Ultrafast optical manipulation of atomic arrangements in chalcogenide alloy memory materials

TL;DR

This paper demonstrates ultrafast, nonthermal phase changes in chalcogenide alloy materials using femtosecond laser pulses, potentially revolutionizing optical memory technology.

Contribution

It introduces a method for ultrafast optical manipulation of atomic arrangements in GST superlattices, enabling phase changes within a few picoseconds.

Findings

Ultrafast nonthermal phase change occurs within ~1 ps.

Femtosecond pulses induce reversible atomic rearrangements.

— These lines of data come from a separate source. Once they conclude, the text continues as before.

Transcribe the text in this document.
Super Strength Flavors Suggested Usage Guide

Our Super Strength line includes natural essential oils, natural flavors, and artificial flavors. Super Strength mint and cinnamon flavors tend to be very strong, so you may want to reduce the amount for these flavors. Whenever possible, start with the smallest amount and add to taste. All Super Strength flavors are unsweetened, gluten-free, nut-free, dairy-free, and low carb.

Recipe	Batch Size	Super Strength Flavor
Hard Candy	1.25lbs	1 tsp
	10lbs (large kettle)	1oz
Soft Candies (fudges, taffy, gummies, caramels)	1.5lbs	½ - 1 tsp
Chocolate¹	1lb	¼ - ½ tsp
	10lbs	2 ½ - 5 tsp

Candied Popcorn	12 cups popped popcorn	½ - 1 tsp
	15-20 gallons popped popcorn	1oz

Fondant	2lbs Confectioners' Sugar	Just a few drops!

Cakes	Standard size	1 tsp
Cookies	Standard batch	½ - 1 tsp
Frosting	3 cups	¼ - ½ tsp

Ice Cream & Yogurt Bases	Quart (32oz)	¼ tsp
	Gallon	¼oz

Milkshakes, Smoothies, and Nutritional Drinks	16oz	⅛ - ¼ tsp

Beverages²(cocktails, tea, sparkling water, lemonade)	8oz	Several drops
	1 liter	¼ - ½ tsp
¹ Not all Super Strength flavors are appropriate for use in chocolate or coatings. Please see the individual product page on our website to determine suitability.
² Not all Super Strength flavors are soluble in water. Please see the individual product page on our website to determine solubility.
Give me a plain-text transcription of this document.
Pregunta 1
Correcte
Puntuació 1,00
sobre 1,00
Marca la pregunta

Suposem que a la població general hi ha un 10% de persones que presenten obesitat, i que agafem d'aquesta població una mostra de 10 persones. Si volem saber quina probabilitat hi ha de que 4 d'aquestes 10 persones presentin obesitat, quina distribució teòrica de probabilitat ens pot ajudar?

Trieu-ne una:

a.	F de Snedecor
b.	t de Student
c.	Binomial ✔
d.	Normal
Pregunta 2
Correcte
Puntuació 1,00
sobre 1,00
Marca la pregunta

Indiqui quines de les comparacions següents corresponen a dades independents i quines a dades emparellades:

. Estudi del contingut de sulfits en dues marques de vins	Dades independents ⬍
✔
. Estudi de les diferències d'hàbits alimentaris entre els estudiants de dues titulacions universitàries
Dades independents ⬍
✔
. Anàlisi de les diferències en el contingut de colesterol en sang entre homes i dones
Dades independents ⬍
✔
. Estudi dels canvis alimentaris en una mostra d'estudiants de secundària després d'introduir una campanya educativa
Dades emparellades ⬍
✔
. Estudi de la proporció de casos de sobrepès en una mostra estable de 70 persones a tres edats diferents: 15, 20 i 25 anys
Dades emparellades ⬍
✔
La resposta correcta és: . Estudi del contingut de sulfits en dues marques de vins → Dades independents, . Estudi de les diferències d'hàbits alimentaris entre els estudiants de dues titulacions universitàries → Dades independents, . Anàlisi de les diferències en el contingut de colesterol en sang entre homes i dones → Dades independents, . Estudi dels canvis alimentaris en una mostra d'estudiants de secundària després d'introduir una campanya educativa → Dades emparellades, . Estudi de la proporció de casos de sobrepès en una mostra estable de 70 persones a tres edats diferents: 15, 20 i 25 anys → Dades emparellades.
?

Potential for new paradigm in optical memory devices.

Abstract

A class of chalcogenide alloy materials that shows significant changes in optical properties upon an amorphous-to-crystalline phase transition has lead to development of large data capacities in modern optical data storage. Among chalcogenide phase-change materials, Ge2Sb2Te5 (GST) is most widely used because of its reliability. We use a pair of femtosecond light pulses to demonstrate the ultrafast optical manipulation of atomic arrangements from tetrahedral (amorphous) to octahedral (crystalline) Ge-coordination in GST superlattices. Depending on the parameters of the second pump-pulse, ultrafast nonthermal phase-change occurred within only few-cycles (~ 1 ps) of the coherent motion corresponding to a GeTe4 local vibration. Using the ultrafast switch in chalcogenide alloy memory could lead to a major paradigm shift in memory devices beyond the current generation of silicon-based flash-memory.